Brazylijczyk Ronaldo będzie pauzował przez dziewięć miesięcy. Napastnik Milanu zerwał więzadło w lewym kolanie w środowym meczu z Livorno zaledwie trzy minuty po tym jak pojawił się na boisku. W czwartek w Paryżu przejdzie operację.
Ronaldo doznał kontuzji w drugiej połowie środowego meczu z Livorno (1:1). Zastąpił Alberto Gilardino, ale już trzy minuty później zwijał się z bólu na murawie. Brazylijczyk walczył o piłkę w wyskoku z Jose Vidigalem. Urazu doznał upadając. Boisko opuścił na noszach, ale dopiero w nocy okazało się, że to zerwanie więzadła, co wykluczy go z gry na dziewięć miesięcy lub nawet rok. "La Gazzetta dello Sport" zastanawia się nawet, czy to nie oznacza końca kariery dla 31-letniego Brazylijczyka.

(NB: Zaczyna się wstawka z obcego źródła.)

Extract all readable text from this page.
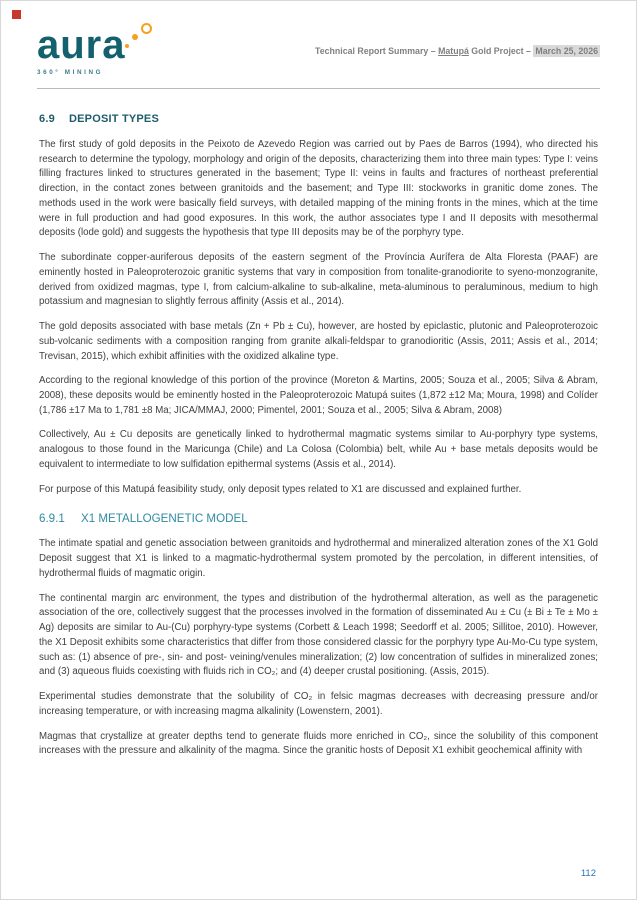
aura
360° MINING
Technical Report Summary – Matupá Gold Project – March 25, 2026
6.9 DEPOSIT TYPES

The first study of gold deposits in the Peixoto de Azevedo Region was carried out by Paes de Barros (1994), who directed his research to determine the typology, morphology and origin of the deposits, characterizing them into three main types: Type I: veins filling fractures linked to structures generated in the basement; Type II: veins in faults and fractures of northeast preferential direction, in the contact zones between granitoids and the basement; and Type III: stockworks in granitic dome zones. The methods used in the work were basically field surveys, with detailed mapping of the mining fronts in the mines, which at the time were in full production and had good exposures. In this work, the author associates type I and II deposits with mesothermal deposits (lode gold) and suggests the hypothesis that type III deposits may be of the porphyry type.

The subordinate copper-auriferous deposits of the eastern segment of the Província Aurífera de Alta Floresta (PAAF) are eminently hosted in Paleoproterozoic granitic systems that vary in composition from tonalite-granodiorite to syeno-monzogranite, derived from oxidized magmas, type I, from calcium-alkaline to sub-alkaline, meta-aluminous to peraluminous, medium to high potassium and magnesian to slightly ferrous affinity (Assis et al., 2014).

The gold deposits associated with base metals (Zn + Pb ± Cu), however, are hosted by epiclastic, plutonic and Paleoproterozoic sub-volcanic sediments with a composition ranging from granite alkali-feldspar to granodioritic (Assis, 2011; Assis et al., 2014; Trevisan, 2015), which exhibit affinities with the oxidized alkaline type.

According to the regional knowledge of this portion of the province (Moreton & Martins, 2005; Souza et al., 2005; Silva & Abram, 2008), these deposits would be eminently hosted in the Paleoproterozoic Matupá suites (1,872 ±12 Ma; Moura, 1998) and Colíder (1,786 ±17 Ma to 1,781 ±8 Ma; JICA/MMAJ, 2000; Pimentel, 2001; Souza et al., 2005; Silva & Abram, 2008)

Collectively, Au ± Cu deposits are genetically linked to hydrothermal magmatic systems similar to Au-porphyry type systems, analogous to those found in the Maricunga (Chile) and La Colosa (Colombia) belt, while Au + base metals deposits would be equivalent to intermediate to low sulfidation epithermal systems (Assis et al., 2014).

For purpose of this Matupá feasibility study, only deposit types related to X1 are discussed and explained further.

6.9.1 X1 METALLOGENETIC MODEL

The intimate spatial and genetic association between granitoids and hydrothermal and mineralized alteration zones of the X1 Gold Deposit suggest that X1 is linked to a magmatic-hydrothermal system promoted by the percolation, in different intensities, of hydrothermal fluids of magmatic origin.

The continental margin arc environment, the types and distribution of the hydrothermal alteration, as well as the paragenetic association of the ore, collectively suggest that the processes involved in the formation of disseminated Au ± Cu (± Bi ± Te ± Mo ± Ag) deposits are similar to Au-(Cu) porphyry-type systems (Corbett & Leach 1998; Seedorff et al. 2005; Sillitoe, 2010). However, the X1 Deposit exhibits some characteristics that differ from those considered classic for the porphyry type Au-Mo-Cu type system, such as: (1) absence of pre-, sin- and post- veining/venules mineralization; (2) low concentration of sulfides in mineralized zones; and (3) aqueous fluids coexisting with fluids rich in CO₂; and (4) deeper crustal positioning. (Assis, 2015).

Experimental studies demonstrate that the solubility of CO₂ in felsic magmas decreases with decreasing pressure and/or increasing temperature, or with increasing magma alkalinity (Lowenstern, 2001).

Magmas that crystallize at greater depths tend to generate fluids more enriched in CO₂, since the solubility of this component increases with the pressure and alkalinity of the magma. Since the granitic hosts of Deposit X1 exhibit geochemical affinity with

112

- Jesteśmy bardzo smutni i martwimy się. Ale nie chcę na razie przesądzać co będzie dalej z karierą Ronaldo. Potrzeba więcej czasu - powiedział trener Milanu Carlo Ancelotti
Większość piłkarzy Milanu po meczu z Livorno pojechała do szpitala, by dowiedzieć się jaki jest stan Ronaldo. - Będziemy przy nim. Mam nadzieję, że dojdzie do siebie i wróci do gry - stwierdził Ancelotti.
Ronaldo doznał dokładnie tej samej kontuzji, co w listopadzie 1999 r. (tylko wówczas chodziło o prawe kolano). Wówczas również nie grał przez wiele miesięcy, ale wtedy miał dopiero 22 lata i wrócił do wielkiej formy.
Dziś - jak podała agencja AFP - Ronaldo zostanie przetransportowany do Paryża, gdzie w tej samej klinice co w 1999 r. przejdzie operację.